New own-initiative report suggests that we should make better use of cohesion policy to reduce health inequalities. [EPA-EFE / FILIPPO VENEZIA]

The lack of space in intensive care units (ICUs) caused by the amount of COVID-19 patients is causing a deep crisis for surgical activities in hospitals, which have dropped between 50-80% as a result.

“Surgical activity throughout Italy has been reduced by an average of 50% with peaks of 80%, reserving operations only for oncological and emergency patients. But often it is not possible to operate even on patients with cancer, because there is no availability of the intensive care unit in the postoperative,” Francesco Basile, president of the Italian Society of Surgery (SIC) said on Monday.

Basile explained that most hospitalisations are dedicated to COVID-19 cases, while ICUs are mainly occupied by the unvaccinated. The expert is concerned about many cancer cases “that often arrive too late in the hospital”.

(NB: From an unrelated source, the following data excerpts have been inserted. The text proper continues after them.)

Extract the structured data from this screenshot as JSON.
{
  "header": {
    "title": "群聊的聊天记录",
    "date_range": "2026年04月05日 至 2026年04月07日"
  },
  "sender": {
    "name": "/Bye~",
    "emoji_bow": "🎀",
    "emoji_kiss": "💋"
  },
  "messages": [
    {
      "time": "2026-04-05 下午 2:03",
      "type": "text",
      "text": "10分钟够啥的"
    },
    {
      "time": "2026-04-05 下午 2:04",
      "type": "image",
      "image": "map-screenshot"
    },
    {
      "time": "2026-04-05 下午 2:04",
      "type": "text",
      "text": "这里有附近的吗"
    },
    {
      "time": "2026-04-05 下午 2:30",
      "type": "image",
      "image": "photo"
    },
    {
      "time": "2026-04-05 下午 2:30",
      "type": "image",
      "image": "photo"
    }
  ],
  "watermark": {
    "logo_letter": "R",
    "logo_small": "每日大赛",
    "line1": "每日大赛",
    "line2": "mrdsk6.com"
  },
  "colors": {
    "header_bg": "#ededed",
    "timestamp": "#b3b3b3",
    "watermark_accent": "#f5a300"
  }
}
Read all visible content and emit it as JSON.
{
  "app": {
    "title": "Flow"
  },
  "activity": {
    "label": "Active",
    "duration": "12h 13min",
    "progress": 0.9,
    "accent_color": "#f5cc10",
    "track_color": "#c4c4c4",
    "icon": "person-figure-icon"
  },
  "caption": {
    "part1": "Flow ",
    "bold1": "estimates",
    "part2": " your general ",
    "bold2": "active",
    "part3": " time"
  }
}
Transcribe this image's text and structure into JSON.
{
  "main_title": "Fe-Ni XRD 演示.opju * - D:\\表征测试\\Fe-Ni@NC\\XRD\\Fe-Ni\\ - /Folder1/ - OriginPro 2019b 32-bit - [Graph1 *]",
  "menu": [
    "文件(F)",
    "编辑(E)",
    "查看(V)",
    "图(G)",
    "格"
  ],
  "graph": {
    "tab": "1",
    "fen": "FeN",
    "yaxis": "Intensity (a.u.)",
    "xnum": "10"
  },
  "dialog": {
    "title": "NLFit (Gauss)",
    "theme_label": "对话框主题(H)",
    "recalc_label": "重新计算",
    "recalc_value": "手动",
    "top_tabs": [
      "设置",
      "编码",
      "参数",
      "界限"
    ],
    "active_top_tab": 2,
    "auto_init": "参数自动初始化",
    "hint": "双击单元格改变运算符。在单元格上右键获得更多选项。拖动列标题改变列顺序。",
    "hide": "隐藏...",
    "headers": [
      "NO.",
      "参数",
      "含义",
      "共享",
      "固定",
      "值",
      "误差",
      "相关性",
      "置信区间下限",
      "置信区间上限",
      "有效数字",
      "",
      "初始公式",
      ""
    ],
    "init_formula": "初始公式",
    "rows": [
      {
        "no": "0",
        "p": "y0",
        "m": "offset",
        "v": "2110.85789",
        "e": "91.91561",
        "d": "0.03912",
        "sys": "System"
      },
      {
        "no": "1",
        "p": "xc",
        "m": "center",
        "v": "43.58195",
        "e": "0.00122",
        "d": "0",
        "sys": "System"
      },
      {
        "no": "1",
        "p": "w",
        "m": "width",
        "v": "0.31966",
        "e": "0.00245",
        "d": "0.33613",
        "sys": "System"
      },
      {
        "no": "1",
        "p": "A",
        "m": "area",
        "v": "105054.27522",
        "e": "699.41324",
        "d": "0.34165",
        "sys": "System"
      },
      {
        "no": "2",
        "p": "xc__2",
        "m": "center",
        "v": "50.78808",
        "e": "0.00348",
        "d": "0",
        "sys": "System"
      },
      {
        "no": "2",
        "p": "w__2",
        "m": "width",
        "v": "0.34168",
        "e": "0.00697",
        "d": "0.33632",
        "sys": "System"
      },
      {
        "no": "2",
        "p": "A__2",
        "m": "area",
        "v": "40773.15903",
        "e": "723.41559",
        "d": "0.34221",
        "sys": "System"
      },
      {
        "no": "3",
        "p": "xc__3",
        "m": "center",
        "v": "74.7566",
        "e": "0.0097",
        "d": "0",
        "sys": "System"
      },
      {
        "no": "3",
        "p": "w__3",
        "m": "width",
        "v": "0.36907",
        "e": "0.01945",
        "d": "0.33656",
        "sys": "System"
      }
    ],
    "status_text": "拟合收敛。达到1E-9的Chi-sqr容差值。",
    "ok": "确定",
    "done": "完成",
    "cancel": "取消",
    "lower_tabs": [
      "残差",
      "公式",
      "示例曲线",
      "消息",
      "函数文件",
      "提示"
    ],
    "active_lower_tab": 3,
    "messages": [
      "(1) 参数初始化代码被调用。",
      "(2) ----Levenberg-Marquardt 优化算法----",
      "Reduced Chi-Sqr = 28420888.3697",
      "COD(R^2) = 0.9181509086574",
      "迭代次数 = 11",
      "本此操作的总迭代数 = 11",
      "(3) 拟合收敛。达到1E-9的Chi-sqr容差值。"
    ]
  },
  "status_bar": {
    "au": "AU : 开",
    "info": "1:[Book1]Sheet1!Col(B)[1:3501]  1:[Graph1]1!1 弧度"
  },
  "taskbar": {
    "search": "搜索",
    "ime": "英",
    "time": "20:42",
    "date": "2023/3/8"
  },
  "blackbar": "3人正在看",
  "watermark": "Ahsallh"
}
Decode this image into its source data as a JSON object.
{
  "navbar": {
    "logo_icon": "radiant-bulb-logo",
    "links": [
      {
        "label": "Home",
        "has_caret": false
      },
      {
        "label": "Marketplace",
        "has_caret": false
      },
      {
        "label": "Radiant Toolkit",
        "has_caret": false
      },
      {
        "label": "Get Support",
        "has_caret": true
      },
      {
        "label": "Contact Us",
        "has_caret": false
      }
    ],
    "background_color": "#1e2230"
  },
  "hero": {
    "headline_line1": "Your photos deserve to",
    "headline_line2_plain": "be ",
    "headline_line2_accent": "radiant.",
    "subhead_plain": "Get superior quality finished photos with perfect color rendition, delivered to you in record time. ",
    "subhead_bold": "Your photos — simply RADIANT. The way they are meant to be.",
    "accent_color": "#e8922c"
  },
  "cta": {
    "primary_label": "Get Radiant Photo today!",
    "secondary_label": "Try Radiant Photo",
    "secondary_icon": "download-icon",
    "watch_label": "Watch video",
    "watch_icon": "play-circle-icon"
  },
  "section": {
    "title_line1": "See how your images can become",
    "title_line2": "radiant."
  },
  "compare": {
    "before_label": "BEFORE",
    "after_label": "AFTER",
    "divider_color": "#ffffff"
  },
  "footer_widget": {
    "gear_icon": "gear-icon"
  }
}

For instance, referring to the 2020 situation, the expert said that about 400,000 surgeries were postponed, bringing about “a worsening of tumour pathologies that often reached the hospital when it was too late to operate”.

Basile said that in 2021, we are facing the same issues as 2020, “which has led to 400,000 postponed surgeries, a considerable increase in the number of patients on the waiting list and, what is more serious, there has been a worsening of tumour pathologies that often reached the hospital in the following months, now inoperable”.

Italy is facing a significant challenge with the pandemic. Despite 78.79% of Italian residents having completed the full vaccination cycle as of Monday, those pressuring the healthcare system in terms of hospitalisations are mainly unvaccinated.

While the Omicron variant reduces hospitalisation by 40%, as reported by the Guardian, its extreme transmissibility can still dramatically impact hospitals.